这感觉太奇怪,他不喜与人亲近,也从未与人这么亲近过。来不及想得更深。
片刻眩晕。
乐正凛只感觉莫名头疼又起,他别开目光,簇起眉头,起身,却发现自己的手腕依然被紧紧握住,他耐着性子压住头疼:“松手。”
那人却就着这手腕的力度起身,一寸寸靠近,到一个乐正凛觉得无法坐视不理的距离的时候停住:“你看看我,阿凛。“
乐正凛随心所欲之人,对方的靠近并没有激发他身体下意识的反击,他心里隐隐有了预感,然而头疼作怪,听见对方说话下意识遵照执行回了头,对上对方神情的时候又生出被牵着鼻子走的不爽。
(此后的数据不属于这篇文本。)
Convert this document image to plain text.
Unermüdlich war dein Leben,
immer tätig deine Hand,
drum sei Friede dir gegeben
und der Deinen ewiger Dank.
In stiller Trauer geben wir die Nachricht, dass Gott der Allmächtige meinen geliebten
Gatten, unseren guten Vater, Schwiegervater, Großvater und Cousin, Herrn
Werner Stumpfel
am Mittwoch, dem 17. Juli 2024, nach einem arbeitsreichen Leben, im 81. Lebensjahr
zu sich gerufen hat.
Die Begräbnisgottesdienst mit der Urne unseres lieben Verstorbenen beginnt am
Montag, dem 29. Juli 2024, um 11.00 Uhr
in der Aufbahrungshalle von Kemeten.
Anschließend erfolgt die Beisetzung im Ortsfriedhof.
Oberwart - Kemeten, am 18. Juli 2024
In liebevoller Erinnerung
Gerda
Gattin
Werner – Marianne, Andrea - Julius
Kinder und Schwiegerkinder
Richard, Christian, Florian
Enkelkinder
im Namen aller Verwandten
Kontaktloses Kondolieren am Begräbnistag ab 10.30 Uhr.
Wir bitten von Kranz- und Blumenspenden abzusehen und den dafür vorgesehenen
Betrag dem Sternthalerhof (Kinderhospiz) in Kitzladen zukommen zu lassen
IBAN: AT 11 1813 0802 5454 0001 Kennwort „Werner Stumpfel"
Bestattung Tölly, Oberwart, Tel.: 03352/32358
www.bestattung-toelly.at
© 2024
申屠渊表情已变为镇定,先前出手已耗尽他积蓄的怒意,“你在激怒我吗?阿凛。”他语音渐低,“你想知道什么,我都同你说。你想做什么,我都会帮你。但你要结道侣大典,那个人只会、也只能是我。”
出手一半硬生生停住,因为他想起,他的阿凛是一个吃软不吃硬的人,于是唇线拉直,慢慢退开,手指隐隐残留对方手腕余温。
乐正凛忍着莫名的头疼,看见对方墨眸一瞬鲜红成血,乌发低垂,知道自己激怒的目的已经达到,却不知道为什么并没有什么高兴的情绪。脑海里隐隐约约画面看不清晰,似乎也有这么一个人,却是居高临下地看着他,钳制着他,胸口似乎开始发闷。他强自不动声色,拂开申屠渊微微松开的手,就着懒懒后倚的动作掩饰头疼带来的身体动作的反应迟缓,和他再拉开一定距离靠到床头:“那你就说说罢,姓甚名谁,家住何方,与本君何时相识,又有什么渊源纠葛。”
“还有,本君不喜欢有人靠我太近。”许是那股不散的血腥气似乎牵动了他的头疼,乐正凛懒懒依靠床头道,然而身体已经绷紧,做好了最好的攻击准备。他闭了闭眼,只觉得一切都有些荒诞,莫名其妙在界渊捡了个人,惯常冷静心思都要散去三分,见一眼就似乎被牵动情绪,这可比他莫名其妙知道自己要办道侣大典这事还要让他诧异。难道闭关愈久,修真界竟然出了些能叫人不动声色中招的伎俩不成?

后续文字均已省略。